The nurse is educating a patient and family about strategies to minimize the side effects of antipsychotic drugs. Which of the following should be included in the plan?
- A. Drink plenty of fruit juice.
- B. Developing an exercise program is important.
- C. Increase foods high in fiber.
- D. Laxatives can be used as needed.
- E. Use sunscreen when outdoors.
- F. For missed doses, take double the dose at the next scheduled time.
Correct Answer: B,C,E
Rationale: Exercise and high-fiber foods help prevent constipation, and sunscreen is recommended due to photosensitivity. Fruit juice may contribute to weight gain, laxatives should be avoided, and doubling doses is incorrect.
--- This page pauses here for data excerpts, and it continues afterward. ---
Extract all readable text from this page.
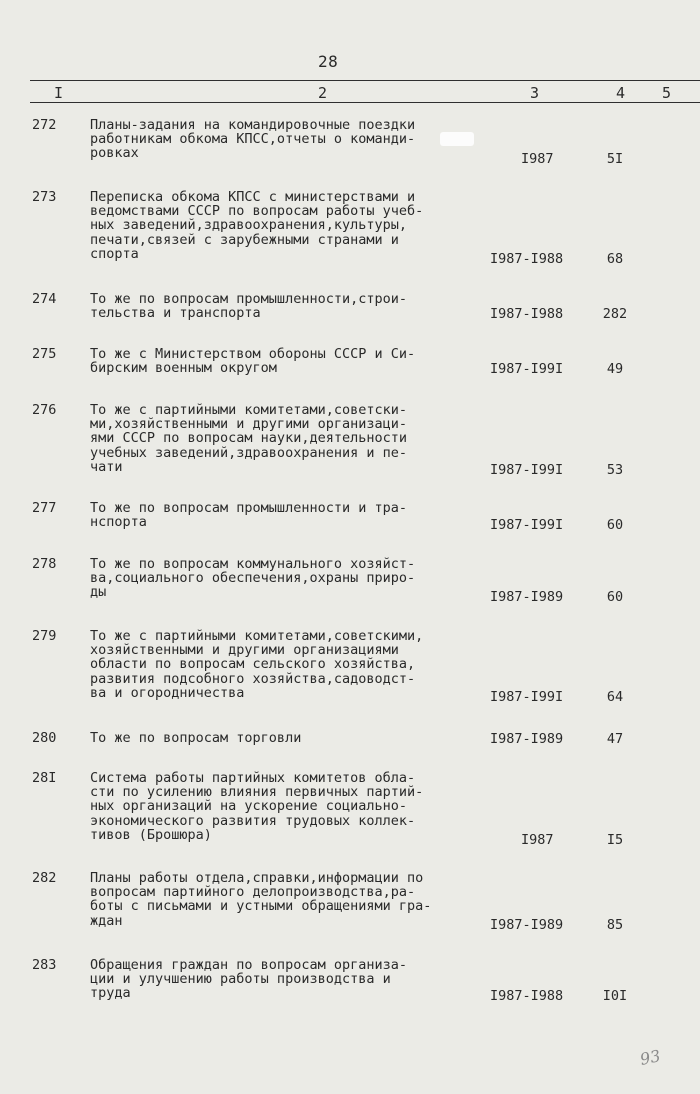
28
I	2	3	4 5
272 Планы-задания на командировочные поездки
работникам обкома КПСС,отчеты о команди-
ровках	I987	5I
273 Переписка обкома КПСС с министерствами и
ведомствами СССР по вопросам работы учеб-
ных заведений,здравоохранения,культуры,
печати,связей с зарубежными странами и
спорта	I987-I988	68
274 То же по вопросам промышленности,строи-
тельства и транспорта	I987-I988	282
275 То же с Министерством обороны СССР и Си-
бирским военным округом	I987-I99I	49
276 То же с партийными комитетами,советски-
ми,хозяйственными и другими организаци-
ями СССР по вопросам науки,деятельности
учебных заведений,здравоохранения и пе-
чати	I987-I99I	53
277 То же по вопросам промышленности и тра-
нспорта	I987-I99I	60
278 То же по вопросам коммунального хозяйст-
ва,социального обеспечения,охраны приро-
ды	I987-I989	60
279 То же с партийными комитетами,советскими,
хозяйственными и другими организациями
области по вопросам сельского хозяйства,
развития подсобного хозяйства,садоводст-
ва и огородничества	I987-I99I	64
280 То же по вопросам торговли	I987-I989	47
28I Система работы партийных комитетов обла-
сти по усилению влияния первичных партий-
ных организаций на ускорение социально-
экономического развития трудовых коллек-
тивов (Брошюра)	I987	I5
282 Планы работы отдела,справки,информации по
вопросам партийного делопроизводства,ра-
боты с письмами и устными обращениями гра-
ждан	I987-I989	85
283 Обращения граждан по вопросам организа-
ции и улучшению работы производства и
труда	I987-I988	I0I
93
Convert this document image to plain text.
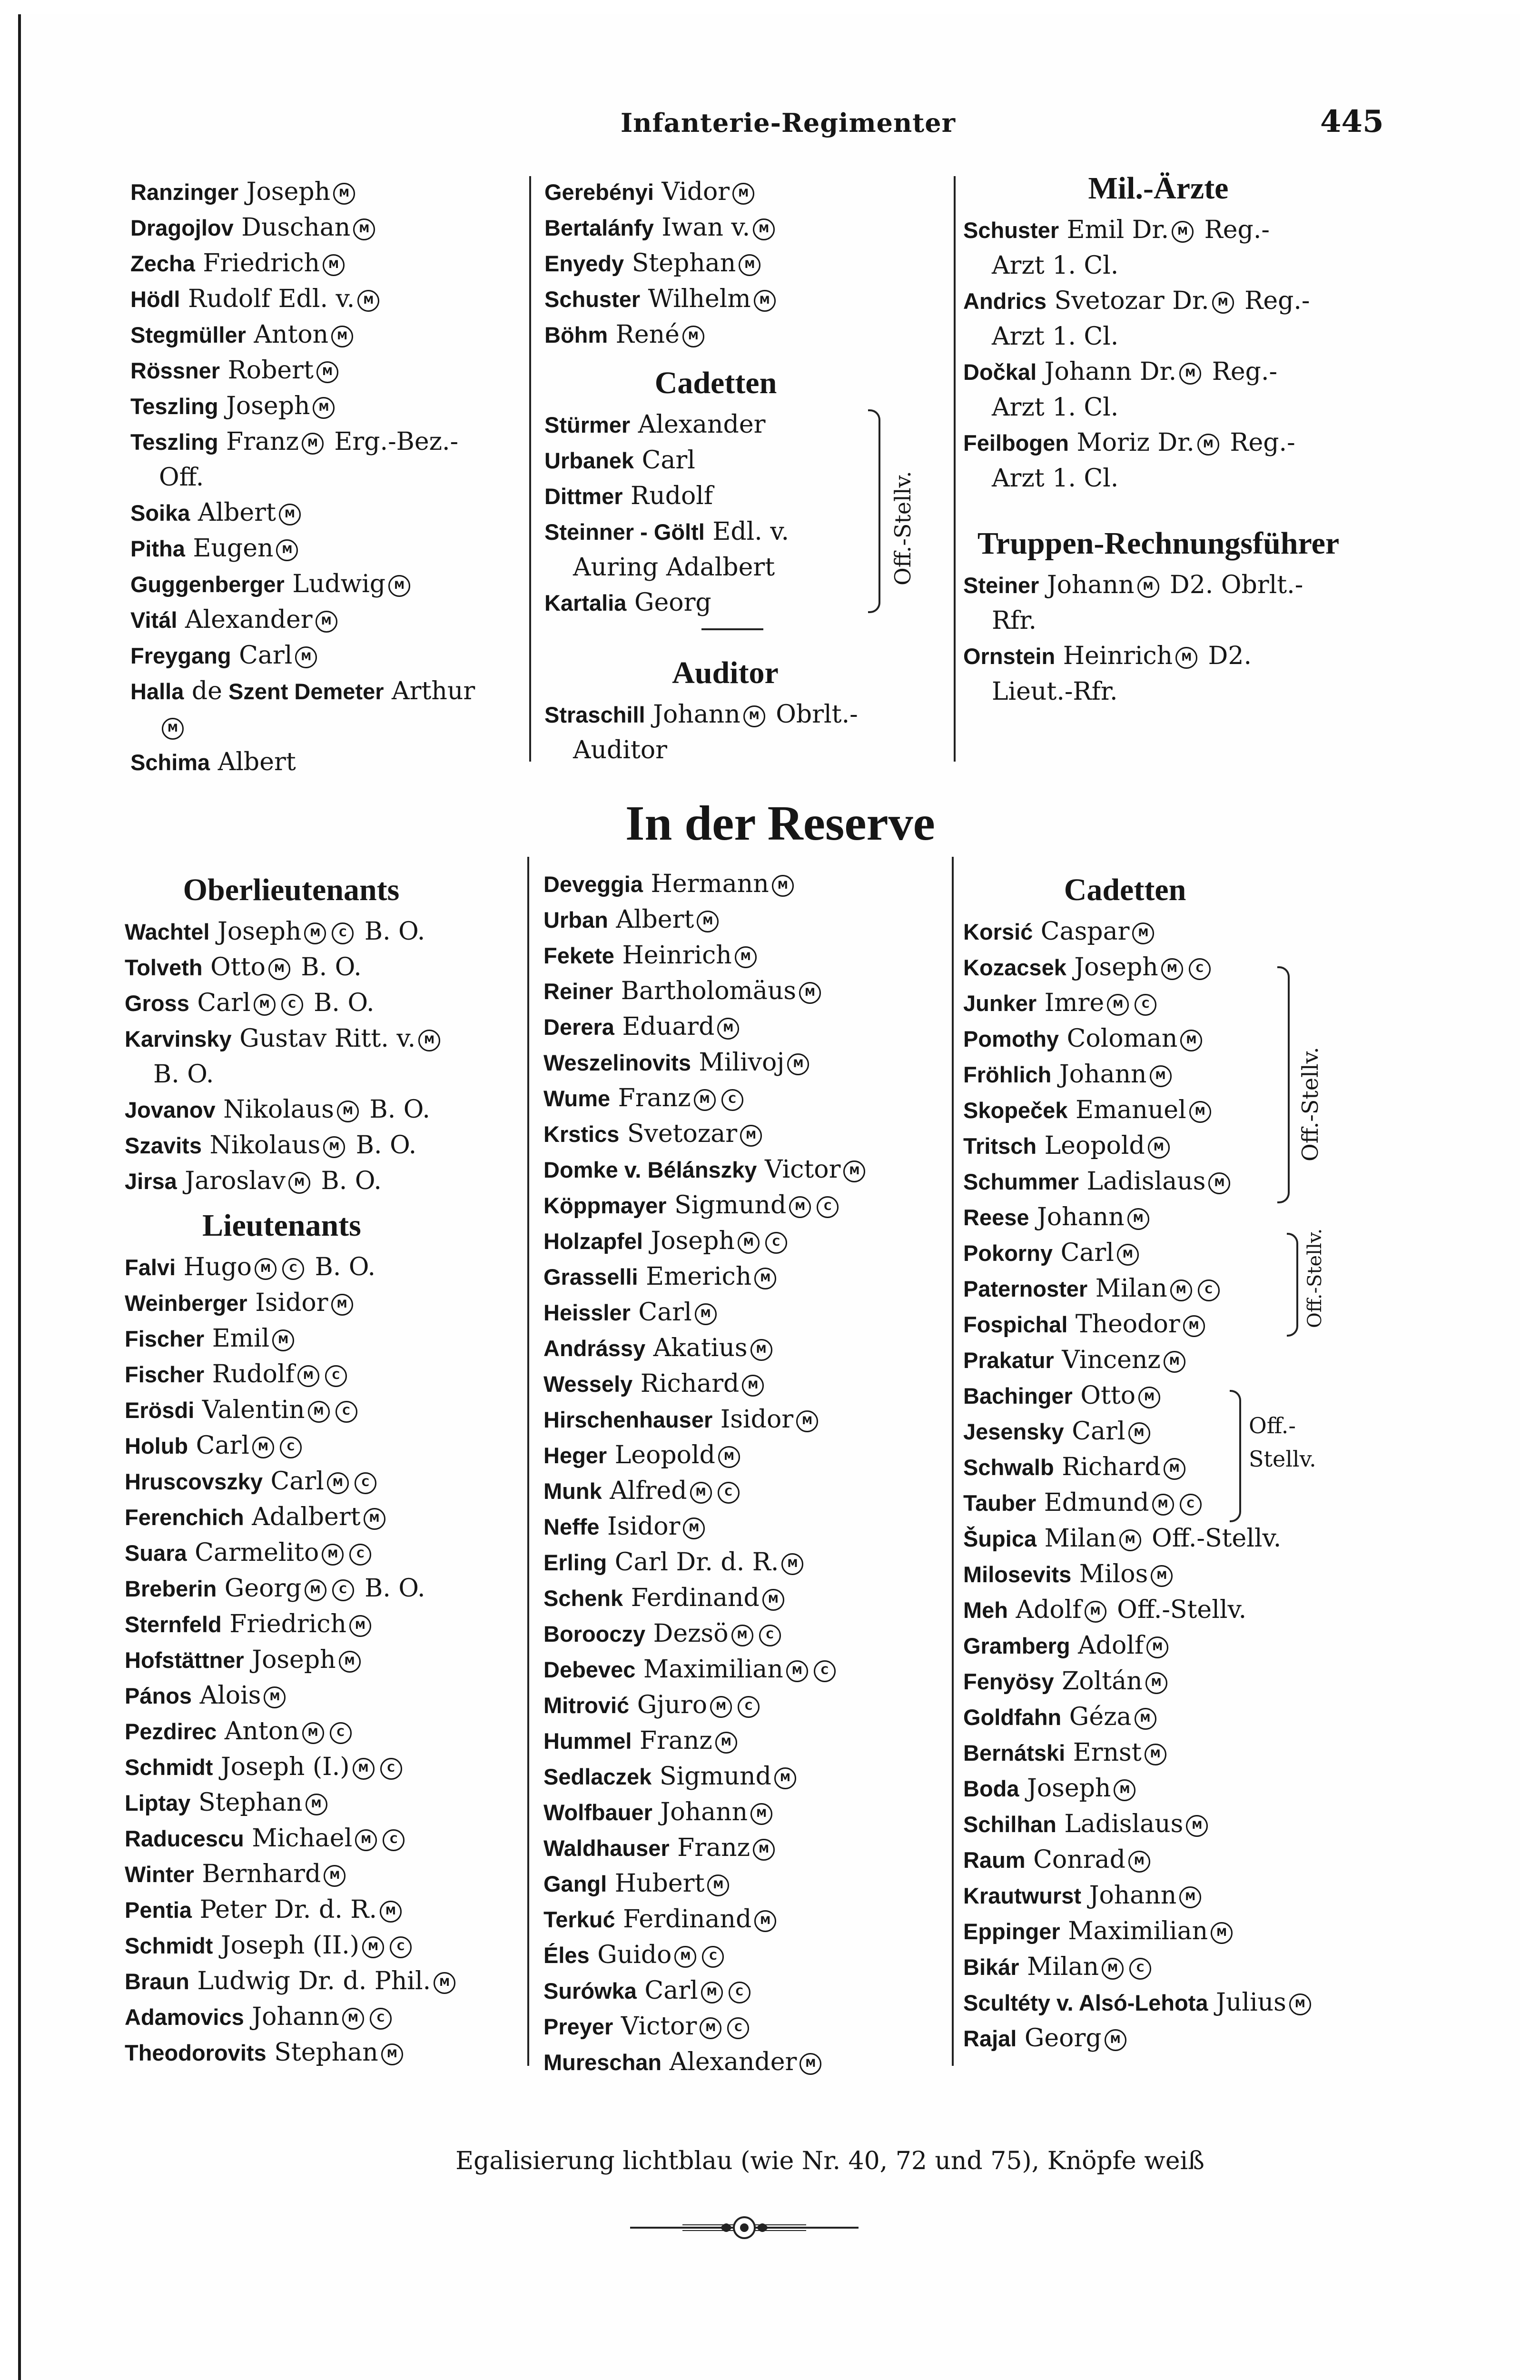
Infanterie-Regimenter	445
Ranzinger Joseph M
Dragojlov Duschan M
Zecha Friedrich M
Hödl Rudolf Edl. v. M
Stegmüller Anton M
Rössner Robert M
Teszling Joseph M
Teszling Franz M Erg.-Bez.-
Off.
Soika Albert M
Pitha Eugen M
Guggenberger Ludwig M
Vitál Alexander M
Freygang Carl M
Halla de Szent Demeter Arthur
M
Schima Albert
Gerebényi Vidor M
Bertalánfy Iwan v. M
Enyedy Stephan M
Schuster Wilhelm M
Böhm René M
Cadetten
Stürmer Alexander
Urbanek Carl
Dittmer Rudolf
Steinner - Göltl Edl. v.
Auring Adalbert
Kartalia Georg
Auditor
Straschill Johann M Obrlt.-
Auditor
Off.-Stellv.
Mil.-Ärzte
Schuster Emil Dr. M Reg.-
Arzt 1. Cl.
Andrics Svetozar Dr. M Reg.-
Arzt 1. Cl.
Dočkal Johann Dr. M Reg.-
Arzt 1. Cl.
Feilbogen Moriz Dr. M Reg.-
Arzt 1. Cl.
Truppen-Rechnungsführer
Steiner Johann M D2. Obrlt.-
Rfr.
Ornstein Heinrich M D2.
Lieut.-Rfr.
In der Reserve
Oberlieutenants
Wachtel Joseph M C B. O.
Tolveth Otto M B. O.
Gross Carl M C B. O.
Karvinsky Gustav Ritt. v. M
B. O.
Jovanov Nikolaus M B. O.
Szavits Nikolaus M B. O.
Jirsa Jaroslav M B. O.
Lieutenants
Falvi Hugo M C B. O.
Weinberger Isidor M
Fischer Emil M
Fischer Rudolf M C
Erösdi Valentin M C
Holub Carl M C
Hruscovszky Carl M C
Ferenchich Adalbert M
Suara Carmelito M C
Breberin Georg M C B. O.
Sternfeld Friedrich M
Hofstättner Joseph M
Pános Alois M
Pezdirec Anton M C
Schmidt Joseph (I.) M C
Liptay Stephan M
Raducescu Michael M C
Winter Bernhard M
Pentia Peter Dr. d. R. M
Schmidt Joseph (II.) M C
Braun Ludwig Dr. d. Phil. M
Adamovics Johann M C
Theodorovits Stephan M
Deveggia Hermann M
Urban Albert M
Fekete Heinrich M
Reiner Bartholomäus M
Derera Eduard M
Weszelinovits Milivoj M
Wume Franz M C
Krstics Svetozar M
Domke v. Bélánszky Victor M
Köppmayer Sigmund M C
Holzapfel Joseph M C
Grasselli Emerich M
Heissler Carl M
Andrássy Akatius M
Wessely Richard M
Hirschenhauser Isidor M
Heger Leopold M
Munk Alfred M C
Neffe Isidor M
Erling Carl Dr. d. R. M
Schenk Ferdinand M
Borooczy Dezsö M C
Debevec Maximilian M C
Mitrović Gjuro M C
Hummel Franz M
Sedlaczek Sigmund M
Wolfbauer Johann M
Waldhauser Franz M
Gangl Hubert M
Terkuć Ferdinand M
Éles Guido M C
Surówka Carl M C
Preyer Victor M C
Mureschan Alexander M
Cadetten
Korsić Caspar M
Kozacsek Joseph M C
Junker Imre M C
Pomothy Coloman M
Fröhlich Johann M
Skopeček Emanuel M
Tritsch Leopold M
Schummer Ladislaus M
Reese Johann M
Pokorny Carl M
Paternoster Milan M C
Fospichal Theodor M
Prakatur Vincenz M
Bachinger Otto M
Jesensky Carl M
Schwalb Richard M
Tauber Edmund M C
Šupica Milan M Off.-Stellv.
Milosevits Milos M
Meh Adolf M Off.-Stellv.
Gramberg Adolf M
Fenyösy Zoltán M
Goldfahn Géza M
Bernátski Ernst M
Boda Joseph M
Schilhan Ladislaus M
Raum Conrad M
Krautwurst Johann M
Eppinger Maximilian M
Bikár Milan M C
Scultéty v. Alsó-Lehota Julius M
Rajal Georg M
Off.-Stellv.
Off.-Stellv.
Off.-
Stellv.
Egalisierung lichtblau (wie Nr. 40, 72 und 75), Knöpfe weiß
A client with bipolar disorder has been taking lithium, and today his serum blood level is 1.8 mEq/L. The client reports nausea. Which of the following interventions by the nurse is indicated?
- A. Constipation and postural hypotension
- B. Fever, muscle rigidity
- C. Nausea
- D. None, the serum level is in therapeutic range
Correct Answer: C
Rationale: A lithium level of 1.8 mEq/L is above the therapeutic range (0.5-1.5 mEq/L) and indicates potential toxicity, with nausea being a common symptom. The nurse should notify the physician for further evaluation.
Which of the following is the primary consideration with clients taking antidepressants?
- A. Decreased mobility
- B. Emotional changes
- C. Suicide
- D. Increased sleep
Correct Answer: C
Rationale: Suicide is always a primary consideration when treating clients with depression due to the risk of worsening symptoms or medication-related effects.
A client on the unit suddenly cries out in fear. The nurse notices that the client's head is twisted to one side, his back is arched, and his eyes have rolled back in their sockets. The client has recently begun drug therapy with haloperidol (Haldol).
- A. Get a stat order for a serum drug level.
- B. Hold the client's medication until the symptoms subside.
- C. Place an urgent call to the client's physician.
- D. Give a PRN dose of benztropine (Cogentin).
Correct Answer: D
Rationale: The client is experiencing an acute dystonic reaction, common with high-potency antipsychotics like haloperidol. Immediate treatment with an anticholinergic like benztropine provides rapid relief.